What Does Glenn West Mean When He Says You Should Make Sure Your Contracts Say What You Meant?

I find it convenient to divide the world of contract drafting into deciding what you want to say in a contract and deciding how you want to say it. They’re not distinct tasks, but rather two ends of a spectrum, with blurring in the middle, because how you say something can unexpectedly affect meaning.

I focus on the how-to-say-it part, with occasional forays into boilerplate topics like governing law, force majeure, and indemnification. A savvy commentator on the what-to-say part is Glenn West, a partner at the law firm Weil. (That’s him in the photo.) Glenn has written about many deal issues; I’ve mentioned him in a bunch of blog posts.

So I of course checked out his most recent post on Weil’s Global Private Equity Watch blog. The title is A New Year’s Resolution for Deal Professionals: Make Sure Your Written Deal Documents Say (And Will Be Interpreted to Mean) What You Meant. In it, Glenn points to recent court opinions reinforcing the notion that courts interpret contracts to mean what they appear to say, not what you might have thought they say.

That’s a worthwhile reminder, but it raises a big question. Yes, you should make sure your contracts say what you mean, but no sane and sober drafter ever says to themselves while drafting a contract, I’m going to make sure this contract doesn’t say what I mean! Instead, any disconnect between what you say in a contract and what you mean will be inadvertent.

So “Make sure your contracts say what you meant” is an invitation to a conversation. Acting on it requires guidance. Glenn isn’t in the business of providing that sort of guidance. Mastering the how-to-say-it part of contract drafting requires devoting endless hours to a worm’s-eye view of contract language. No one with a day job, and certainly no titan of BigLaw, has time for that.

When Glenn tells you that you should make sure your contracts say what you mean, in effect he’s leaving you at the gates of the how-to-say-it world. While you’re there, you might see me frantically waving, trying to catch your eye.

About the author

Ken Adams is the leading authority on how to say clearly whatever you want to say in a contract. He’s author of A Manual of Style for Contract Drafting, and he offers online and in-person training around the world. He’s also chief content officer of LegalSifter, Inc., a company that combines artificial intelligence and expertise to assist with review of contracts.

3 thoughts on “What Does Glenn West Mean When He Says You Should Make Sure Your Contracts Say What You Meant?”

  1. It’s not insanity or inebriation, but there are still quite a few seriously deluded lawyers out there who draft contracts with deliberately obfuscatory language. The theory is that the counter-party would never agree to what the lawyer’s client wants the contract to say, so better to fudge the language so it will be later possible to *argue* that it meant what the client wanted it to say. Think about the cartoon on Mark Anderson’s site of Mr. Pettifog chortling over some bit of maliciously drafted disingenuousness. And unfortunately, there are just enough situations in which the counter-party isn’t in a financial or transactional position when a dispute arises to challenge the position of the drafter, and just enough judges willing to take the bait, to make these (in my view) unethical lawyers willing to risk their clients’ money on gambits like that.

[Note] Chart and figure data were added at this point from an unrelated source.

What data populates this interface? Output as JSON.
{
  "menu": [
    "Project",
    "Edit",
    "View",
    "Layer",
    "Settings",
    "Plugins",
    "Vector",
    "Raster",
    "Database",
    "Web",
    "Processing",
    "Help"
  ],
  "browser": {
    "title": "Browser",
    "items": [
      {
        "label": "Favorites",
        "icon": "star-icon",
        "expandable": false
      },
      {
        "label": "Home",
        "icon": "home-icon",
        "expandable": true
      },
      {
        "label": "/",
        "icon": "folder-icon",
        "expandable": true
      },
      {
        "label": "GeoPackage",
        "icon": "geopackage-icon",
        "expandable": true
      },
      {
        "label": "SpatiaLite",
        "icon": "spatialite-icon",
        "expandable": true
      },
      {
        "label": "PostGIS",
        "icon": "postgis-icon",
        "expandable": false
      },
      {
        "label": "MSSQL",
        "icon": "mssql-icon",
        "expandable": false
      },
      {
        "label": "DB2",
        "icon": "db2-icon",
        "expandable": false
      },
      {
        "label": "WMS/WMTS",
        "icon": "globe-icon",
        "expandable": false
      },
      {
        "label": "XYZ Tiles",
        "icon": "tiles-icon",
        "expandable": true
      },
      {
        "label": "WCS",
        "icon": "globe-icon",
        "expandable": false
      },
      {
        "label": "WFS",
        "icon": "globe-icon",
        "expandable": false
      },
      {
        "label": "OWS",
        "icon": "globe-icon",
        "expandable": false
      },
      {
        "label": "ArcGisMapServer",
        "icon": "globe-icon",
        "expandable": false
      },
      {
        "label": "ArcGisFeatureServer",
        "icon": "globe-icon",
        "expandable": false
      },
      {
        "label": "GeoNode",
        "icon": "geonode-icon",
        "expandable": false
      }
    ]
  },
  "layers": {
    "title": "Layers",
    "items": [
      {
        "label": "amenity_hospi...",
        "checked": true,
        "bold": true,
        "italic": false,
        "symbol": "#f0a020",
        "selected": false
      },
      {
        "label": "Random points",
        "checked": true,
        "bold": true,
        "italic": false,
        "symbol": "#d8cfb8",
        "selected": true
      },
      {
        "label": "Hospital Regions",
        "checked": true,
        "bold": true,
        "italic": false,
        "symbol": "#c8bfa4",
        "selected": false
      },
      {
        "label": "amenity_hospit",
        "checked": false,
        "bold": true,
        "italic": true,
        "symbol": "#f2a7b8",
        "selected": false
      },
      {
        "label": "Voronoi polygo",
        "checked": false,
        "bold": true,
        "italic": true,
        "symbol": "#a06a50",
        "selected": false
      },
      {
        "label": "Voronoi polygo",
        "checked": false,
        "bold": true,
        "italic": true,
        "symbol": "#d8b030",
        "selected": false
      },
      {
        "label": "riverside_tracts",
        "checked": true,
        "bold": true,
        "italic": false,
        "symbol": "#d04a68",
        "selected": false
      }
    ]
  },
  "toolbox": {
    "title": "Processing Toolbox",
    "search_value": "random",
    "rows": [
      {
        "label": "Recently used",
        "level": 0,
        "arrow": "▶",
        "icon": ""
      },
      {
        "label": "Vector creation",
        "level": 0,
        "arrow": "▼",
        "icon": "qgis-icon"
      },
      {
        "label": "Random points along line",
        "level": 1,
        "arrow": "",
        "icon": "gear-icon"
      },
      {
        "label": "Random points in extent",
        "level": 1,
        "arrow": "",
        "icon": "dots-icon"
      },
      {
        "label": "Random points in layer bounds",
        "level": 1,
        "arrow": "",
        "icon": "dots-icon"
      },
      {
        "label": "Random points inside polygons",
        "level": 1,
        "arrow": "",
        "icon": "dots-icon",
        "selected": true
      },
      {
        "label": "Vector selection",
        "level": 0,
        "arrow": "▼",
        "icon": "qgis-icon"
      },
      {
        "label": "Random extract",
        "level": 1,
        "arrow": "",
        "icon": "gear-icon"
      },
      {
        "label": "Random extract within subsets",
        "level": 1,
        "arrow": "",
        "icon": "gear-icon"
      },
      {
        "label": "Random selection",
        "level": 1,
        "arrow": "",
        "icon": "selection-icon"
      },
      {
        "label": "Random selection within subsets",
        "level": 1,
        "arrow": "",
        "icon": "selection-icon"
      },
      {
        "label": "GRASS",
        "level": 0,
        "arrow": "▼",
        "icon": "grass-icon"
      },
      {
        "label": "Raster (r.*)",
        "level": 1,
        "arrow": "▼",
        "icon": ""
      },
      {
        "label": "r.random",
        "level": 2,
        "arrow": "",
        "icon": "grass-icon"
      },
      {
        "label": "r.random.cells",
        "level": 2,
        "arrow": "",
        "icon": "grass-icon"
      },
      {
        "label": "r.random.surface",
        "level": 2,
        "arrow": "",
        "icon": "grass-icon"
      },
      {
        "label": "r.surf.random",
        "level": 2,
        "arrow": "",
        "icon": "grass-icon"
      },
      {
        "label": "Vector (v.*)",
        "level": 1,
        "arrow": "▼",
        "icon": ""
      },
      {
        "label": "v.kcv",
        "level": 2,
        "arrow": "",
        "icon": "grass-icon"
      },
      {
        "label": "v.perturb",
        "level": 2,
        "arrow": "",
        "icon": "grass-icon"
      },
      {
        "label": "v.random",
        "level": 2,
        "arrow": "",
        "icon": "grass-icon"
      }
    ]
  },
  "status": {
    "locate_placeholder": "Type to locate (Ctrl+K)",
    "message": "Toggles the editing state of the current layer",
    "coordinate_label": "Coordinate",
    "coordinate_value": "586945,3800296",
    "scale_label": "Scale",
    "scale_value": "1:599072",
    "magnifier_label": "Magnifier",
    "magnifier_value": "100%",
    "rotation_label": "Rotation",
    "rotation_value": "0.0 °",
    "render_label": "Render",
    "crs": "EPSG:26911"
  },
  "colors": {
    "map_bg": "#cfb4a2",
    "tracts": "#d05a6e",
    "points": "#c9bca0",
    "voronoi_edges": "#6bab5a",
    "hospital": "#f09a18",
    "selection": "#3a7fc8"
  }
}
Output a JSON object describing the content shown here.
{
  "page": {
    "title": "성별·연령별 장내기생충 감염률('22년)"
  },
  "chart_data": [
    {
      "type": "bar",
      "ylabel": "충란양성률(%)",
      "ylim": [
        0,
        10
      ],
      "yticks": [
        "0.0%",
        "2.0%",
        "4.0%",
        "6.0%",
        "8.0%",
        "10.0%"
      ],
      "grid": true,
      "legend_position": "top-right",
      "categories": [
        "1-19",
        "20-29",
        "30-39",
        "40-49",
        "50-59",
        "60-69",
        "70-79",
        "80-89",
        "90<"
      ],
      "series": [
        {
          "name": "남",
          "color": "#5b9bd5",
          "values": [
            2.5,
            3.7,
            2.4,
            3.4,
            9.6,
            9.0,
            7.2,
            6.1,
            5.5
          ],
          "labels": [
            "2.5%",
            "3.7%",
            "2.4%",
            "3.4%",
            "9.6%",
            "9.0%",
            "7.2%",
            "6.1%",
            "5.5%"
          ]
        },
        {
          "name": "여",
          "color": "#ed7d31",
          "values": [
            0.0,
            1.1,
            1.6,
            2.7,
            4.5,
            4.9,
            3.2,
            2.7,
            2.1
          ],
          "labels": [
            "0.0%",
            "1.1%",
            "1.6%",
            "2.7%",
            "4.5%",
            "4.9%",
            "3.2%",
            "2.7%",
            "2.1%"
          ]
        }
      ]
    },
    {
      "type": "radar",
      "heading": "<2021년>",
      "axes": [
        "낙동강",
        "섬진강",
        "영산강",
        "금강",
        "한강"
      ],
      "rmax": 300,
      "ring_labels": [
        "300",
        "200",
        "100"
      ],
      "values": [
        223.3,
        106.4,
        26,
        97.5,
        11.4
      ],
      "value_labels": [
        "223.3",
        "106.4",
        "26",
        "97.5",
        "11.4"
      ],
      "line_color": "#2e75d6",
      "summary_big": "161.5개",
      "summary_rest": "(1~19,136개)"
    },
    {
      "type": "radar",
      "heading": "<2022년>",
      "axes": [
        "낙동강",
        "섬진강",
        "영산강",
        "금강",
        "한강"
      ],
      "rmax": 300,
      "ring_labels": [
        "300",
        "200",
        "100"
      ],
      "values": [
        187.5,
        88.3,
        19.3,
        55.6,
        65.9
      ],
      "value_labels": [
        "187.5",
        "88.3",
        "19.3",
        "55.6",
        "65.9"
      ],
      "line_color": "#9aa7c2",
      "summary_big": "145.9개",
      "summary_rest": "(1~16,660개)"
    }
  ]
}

    You have said on several occasions that drafting skills and negotiating skills are sufficiently separate that they should be handled by different people, but I disagree. If the lawyer negotiating the deal doesn’t know how best to draft a provision to say exactly what (s)he means it to say, then the cause will be lost: in the heat of negotiation, nobody’s going to take the time to say “I’ll have to run this past my contract-drafting consultant.” The two skills go hand-in-hand, just as an advocate had better know the law.

    • Happy New Year to you, Vance.

      Occam’s razor suggests that contracts are unclear because drafters don’t know what they’re doing, but presumably some of the time it’s deliberate.

      I don’t recall having said that drafting and negotiation should be handled by different people. If someone can do both, so much the better, but you’d want both skills at the table, one way or the other.

      • Clarify, please.

        You have said, I think, that dealmakers (negotiators) sometimes disparage drafters as mere ‘wordsmiths’ to whom the dealmakers hand the deal points or term sheet after the deal is struck to be ‘wordsmithed’. You were making the point that when disputes arise, the wordsmithing *is* the deal.

        So when you say one wants both skills ‘at the table’, do you mean that if the negotiator and the drafter for a side are different persons, both should be ‘at the table’?

        Also, what’s the ‘table’ for the purpose of both skills being at it?